My wife and I shared the Tuesday night special of chicken and steak and added an order of their house specialty scallops.  The side dishes we enjoyed were the included soup, salad, shrimp, zucchini with onions, fried rice, and noodles.  We enjoyed our chef, Ken.  He put on an entertaining "show" while cooking.  I was the only one at the table who caught a couple of his jokes, but everyone at the table had a terrific experience.  Our table mates were locals that frequent Ohana's and suggested we try the spicy seasoning on the vegetables.  That was a good choice.

Ohana's Steak House was great! My only regret is we should have ordered more of the scallops. They were DELICIOUS! They have a creamy sweet and savory sauce they use on the scallops. I think I would eat an old shoe if it had that sauce on it.

I will definitely try to get to Ohana's again.






Sunday, July 1, 2012

The smoke is in the meat...

Today I fired up the smoker for the second time on my journey to greatness... or at least a step in learning the art of awesome food.  I picked up a pork shoulder roast and some pork country style ribs cut from the shoulder.  I prefer country style ribs cut from the shoulder.  They are meatier and have less gristle than the loin end country style ribs, but both cuts are delicious.  If you are interested, many places do not cut country style ribs this way.  But you could request from a butcher 1 inch thick cut pork steaks and then cut the pork steaks into 2 pieces.  (The pork steaks are the same thing.)

I applied my rub from before to the meat and put in the fridge overnight.

I fired up the smoker to attain 205F and added the country style ribs and pork shoulder roast.

I pulled the ribs after about 3.5 hours and we munched on those.  They turned out well.
I took the roast off after about 5.5 hours.  It was tender and delicious!  I sliced 1/2 of it and chopped the other 1/2.

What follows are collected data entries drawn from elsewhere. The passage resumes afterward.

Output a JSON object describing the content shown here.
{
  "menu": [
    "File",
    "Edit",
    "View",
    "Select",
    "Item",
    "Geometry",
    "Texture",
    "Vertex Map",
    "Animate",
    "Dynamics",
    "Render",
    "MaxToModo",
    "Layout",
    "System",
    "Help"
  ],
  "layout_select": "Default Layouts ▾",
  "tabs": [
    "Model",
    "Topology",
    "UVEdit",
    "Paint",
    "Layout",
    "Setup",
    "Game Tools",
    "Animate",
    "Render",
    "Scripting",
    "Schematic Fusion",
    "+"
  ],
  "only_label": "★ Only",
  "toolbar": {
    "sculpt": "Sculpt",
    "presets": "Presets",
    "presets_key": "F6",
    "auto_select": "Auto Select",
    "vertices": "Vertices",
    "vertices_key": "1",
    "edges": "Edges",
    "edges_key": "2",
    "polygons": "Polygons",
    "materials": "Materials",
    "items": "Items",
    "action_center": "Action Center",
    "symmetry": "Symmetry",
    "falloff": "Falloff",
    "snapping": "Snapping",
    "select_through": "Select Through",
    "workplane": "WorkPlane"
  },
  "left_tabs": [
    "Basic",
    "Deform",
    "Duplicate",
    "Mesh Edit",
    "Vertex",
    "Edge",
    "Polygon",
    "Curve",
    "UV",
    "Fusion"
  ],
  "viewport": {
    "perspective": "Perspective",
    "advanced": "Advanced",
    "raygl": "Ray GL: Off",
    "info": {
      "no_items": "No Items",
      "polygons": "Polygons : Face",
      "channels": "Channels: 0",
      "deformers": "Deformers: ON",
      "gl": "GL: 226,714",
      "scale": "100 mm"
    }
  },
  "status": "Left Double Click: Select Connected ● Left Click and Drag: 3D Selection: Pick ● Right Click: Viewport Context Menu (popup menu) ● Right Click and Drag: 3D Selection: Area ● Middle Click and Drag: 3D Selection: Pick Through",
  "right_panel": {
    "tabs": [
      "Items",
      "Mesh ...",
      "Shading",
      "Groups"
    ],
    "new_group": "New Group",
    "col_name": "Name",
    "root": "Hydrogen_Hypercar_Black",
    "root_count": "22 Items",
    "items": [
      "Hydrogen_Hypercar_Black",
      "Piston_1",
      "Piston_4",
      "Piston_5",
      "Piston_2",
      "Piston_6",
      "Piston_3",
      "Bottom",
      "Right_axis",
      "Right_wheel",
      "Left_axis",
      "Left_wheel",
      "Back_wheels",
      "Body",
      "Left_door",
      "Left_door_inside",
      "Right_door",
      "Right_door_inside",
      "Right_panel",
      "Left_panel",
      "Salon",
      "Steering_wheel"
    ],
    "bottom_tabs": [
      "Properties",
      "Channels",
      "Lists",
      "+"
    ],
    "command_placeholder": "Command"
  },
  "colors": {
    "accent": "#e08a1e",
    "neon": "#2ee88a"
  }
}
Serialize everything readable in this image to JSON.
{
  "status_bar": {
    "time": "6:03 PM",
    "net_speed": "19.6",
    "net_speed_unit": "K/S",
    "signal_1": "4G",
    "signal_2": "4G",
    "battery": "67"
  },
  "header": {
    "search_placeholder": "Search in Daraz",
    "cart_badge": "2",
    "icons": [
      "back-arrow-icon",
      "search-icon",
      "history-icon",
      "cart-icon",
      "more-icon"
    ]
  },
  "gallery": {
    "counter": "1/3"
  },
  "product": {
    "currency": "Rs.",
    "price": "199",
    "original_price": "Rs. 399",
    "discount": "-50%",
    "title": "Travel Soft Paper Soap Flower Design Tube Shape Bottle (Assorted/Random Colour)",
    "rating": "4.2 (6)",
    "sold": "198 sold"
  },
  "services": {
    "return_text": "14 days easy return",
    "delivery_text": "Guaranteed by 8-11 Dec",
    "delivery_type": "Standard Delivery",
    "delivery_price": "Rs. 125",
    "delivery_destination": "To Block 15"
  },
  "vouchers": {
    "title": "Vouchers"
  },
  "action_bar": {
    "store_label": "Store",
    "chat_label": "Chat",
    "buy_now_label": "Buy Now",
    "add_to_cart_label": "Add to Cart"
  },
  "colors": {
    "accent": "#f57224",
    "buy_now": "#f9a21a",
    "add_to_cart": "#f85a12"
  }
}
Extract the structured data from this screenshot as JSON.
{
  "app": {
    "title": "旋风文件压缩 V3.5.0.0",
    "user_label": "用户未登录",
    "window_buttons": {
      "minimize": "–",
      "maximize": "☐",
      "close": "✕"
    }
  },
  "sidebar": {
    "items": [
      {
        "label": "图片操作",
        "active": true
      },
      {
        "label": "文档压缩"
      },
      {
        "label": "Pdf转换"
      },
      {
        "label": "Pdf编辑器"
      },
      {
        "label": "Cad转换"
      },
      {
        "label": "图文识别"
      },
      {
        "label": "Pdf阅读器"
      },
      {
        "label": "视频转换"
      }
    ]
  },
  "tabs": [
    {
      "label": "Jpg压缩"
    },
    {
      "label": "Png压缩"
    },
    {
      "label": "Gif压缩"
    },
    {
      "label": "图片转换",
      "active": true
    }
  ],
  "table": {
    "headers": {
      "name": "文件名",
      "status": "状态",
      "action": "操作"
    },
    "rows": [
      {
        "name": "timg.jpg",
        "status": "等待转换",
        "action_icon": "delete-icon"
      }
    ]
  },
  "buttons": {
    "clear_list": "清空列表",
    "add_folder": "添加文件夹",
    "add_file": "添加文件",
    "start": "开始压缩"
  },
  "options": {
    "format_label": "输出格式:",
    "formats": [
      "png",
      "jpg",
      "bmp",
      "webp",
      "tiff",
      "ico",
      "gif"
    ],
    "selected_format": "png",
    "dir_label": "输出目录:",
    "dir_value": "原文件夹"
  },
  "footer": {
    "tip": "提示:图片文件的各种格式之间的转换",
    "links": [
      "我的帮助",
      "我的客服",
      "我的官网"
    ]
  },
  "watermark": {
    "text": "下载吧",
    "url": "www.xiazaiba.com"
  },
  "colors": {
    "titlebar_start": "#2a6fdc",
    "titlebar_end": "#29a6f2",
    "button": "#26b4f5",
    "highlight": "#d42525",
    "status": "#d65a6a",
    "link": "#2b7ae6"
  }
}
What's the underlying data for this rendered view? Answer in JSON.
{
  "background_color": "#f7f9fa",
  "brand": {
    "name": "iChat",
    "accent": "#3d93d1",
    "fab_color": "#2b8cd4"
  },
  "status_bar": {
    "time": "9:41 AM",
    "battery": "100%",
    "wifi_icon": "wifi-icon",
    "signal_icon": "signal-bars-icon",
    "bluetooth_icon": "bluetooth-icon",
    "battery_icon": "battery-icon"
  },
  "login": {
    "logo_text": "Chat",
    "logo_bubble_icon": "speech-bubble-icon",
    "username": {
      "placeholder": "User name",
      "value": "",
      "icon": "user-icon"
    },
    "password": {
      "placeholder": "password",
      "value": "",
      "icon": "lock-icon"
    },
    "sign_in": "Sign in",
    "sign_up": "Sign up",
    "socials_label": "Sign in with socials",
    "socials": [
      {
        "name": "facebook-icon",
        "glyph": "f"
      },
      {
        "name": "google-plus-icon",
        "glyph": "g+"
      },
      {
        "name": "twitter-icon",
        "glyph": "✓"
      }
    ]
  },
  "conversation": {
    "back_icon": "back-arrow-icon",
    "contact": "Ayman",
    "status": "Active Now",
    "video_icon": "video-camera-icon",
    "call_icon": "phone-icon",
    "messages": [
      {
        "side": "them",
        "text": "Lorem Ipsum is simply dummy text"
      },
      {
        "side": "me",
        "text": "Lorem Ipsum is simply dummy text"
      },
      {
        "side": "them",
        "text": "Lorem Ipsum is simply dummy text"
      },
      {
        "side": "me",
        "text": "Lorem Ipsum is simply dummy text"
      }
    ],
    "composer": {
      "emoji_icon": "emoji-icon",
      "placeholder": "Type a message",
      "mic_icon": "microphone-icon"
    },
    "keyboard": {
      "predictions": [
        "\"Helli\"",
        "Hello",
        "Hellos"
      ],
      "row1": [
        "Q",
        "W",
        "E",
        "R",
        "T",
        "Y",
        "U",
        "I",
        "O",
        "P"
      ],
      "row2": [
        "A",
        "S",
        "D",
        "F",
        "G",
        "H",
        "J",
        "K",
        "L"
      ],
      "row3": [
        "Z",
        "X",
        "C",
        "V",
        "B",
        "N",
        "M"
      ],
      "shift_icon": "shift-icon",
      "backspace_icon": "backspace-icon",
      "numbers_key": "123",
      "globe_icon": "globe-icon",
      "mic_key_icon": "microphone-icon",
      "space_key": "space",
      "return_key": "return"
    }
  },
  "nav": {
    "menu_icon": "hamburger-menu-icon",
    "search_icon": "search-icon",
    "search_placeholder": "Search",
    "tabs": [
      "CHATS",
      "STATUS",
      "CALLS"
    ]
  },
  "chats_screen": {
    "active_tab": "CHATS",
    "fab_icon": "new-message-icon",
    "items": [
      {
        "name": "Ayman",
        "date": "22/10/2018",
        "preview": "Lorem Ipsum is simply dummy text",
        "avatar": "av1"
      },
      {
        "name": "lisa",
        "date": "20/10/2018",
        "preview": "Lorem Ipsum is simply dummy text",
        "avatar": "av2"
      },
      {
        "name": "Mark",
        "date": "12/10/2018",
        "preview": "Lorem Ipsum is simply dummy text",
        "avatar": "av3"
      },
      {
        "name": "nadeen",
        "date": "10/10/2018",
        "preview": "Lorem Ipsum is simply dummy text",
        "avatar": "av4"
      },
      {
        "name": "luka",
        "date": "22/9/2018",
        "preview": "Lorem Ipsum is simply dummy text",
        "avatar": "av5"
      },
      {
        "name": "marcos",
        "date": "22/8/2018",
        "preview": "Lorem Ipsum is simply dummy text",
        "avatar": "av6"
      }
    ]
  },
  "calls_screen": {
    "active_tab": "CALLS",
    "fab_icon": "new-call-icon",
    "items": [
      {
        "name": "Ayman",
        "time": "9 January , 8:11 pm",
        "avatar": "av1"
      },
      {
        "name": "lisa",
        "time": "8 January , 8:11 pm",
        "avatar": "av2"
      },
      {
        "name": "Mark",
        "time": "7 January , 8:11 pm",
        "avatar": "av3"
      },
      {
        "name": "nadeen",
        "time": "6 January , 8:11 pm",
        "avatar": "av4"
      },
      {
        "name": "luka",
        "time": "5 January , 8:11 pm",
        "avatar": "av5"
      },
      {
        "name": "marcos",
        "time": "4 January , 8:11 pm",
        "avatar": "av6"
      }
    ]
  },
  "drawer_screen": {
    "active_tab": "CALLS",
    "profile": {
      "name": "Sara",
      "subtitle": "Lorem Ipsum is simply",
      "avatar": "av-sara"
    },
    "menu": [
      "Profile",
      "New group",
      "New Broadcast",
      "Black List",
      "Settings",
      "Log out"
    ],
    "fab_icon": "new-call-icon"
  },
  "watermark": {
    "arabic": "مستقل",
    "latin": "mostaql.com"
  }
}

Overall, I was pleased with today's results.  I was hoping to have the roast "shred" more than chop it, but it was still delicious.

Things I learned:
1.  Mix up my sauce in advance, or at least sometime during cooking.  I ate sandwiches without sauce, but it was still good.
2.  Make sure to line up guinea pigs to sample my meat so as to not have so much left over.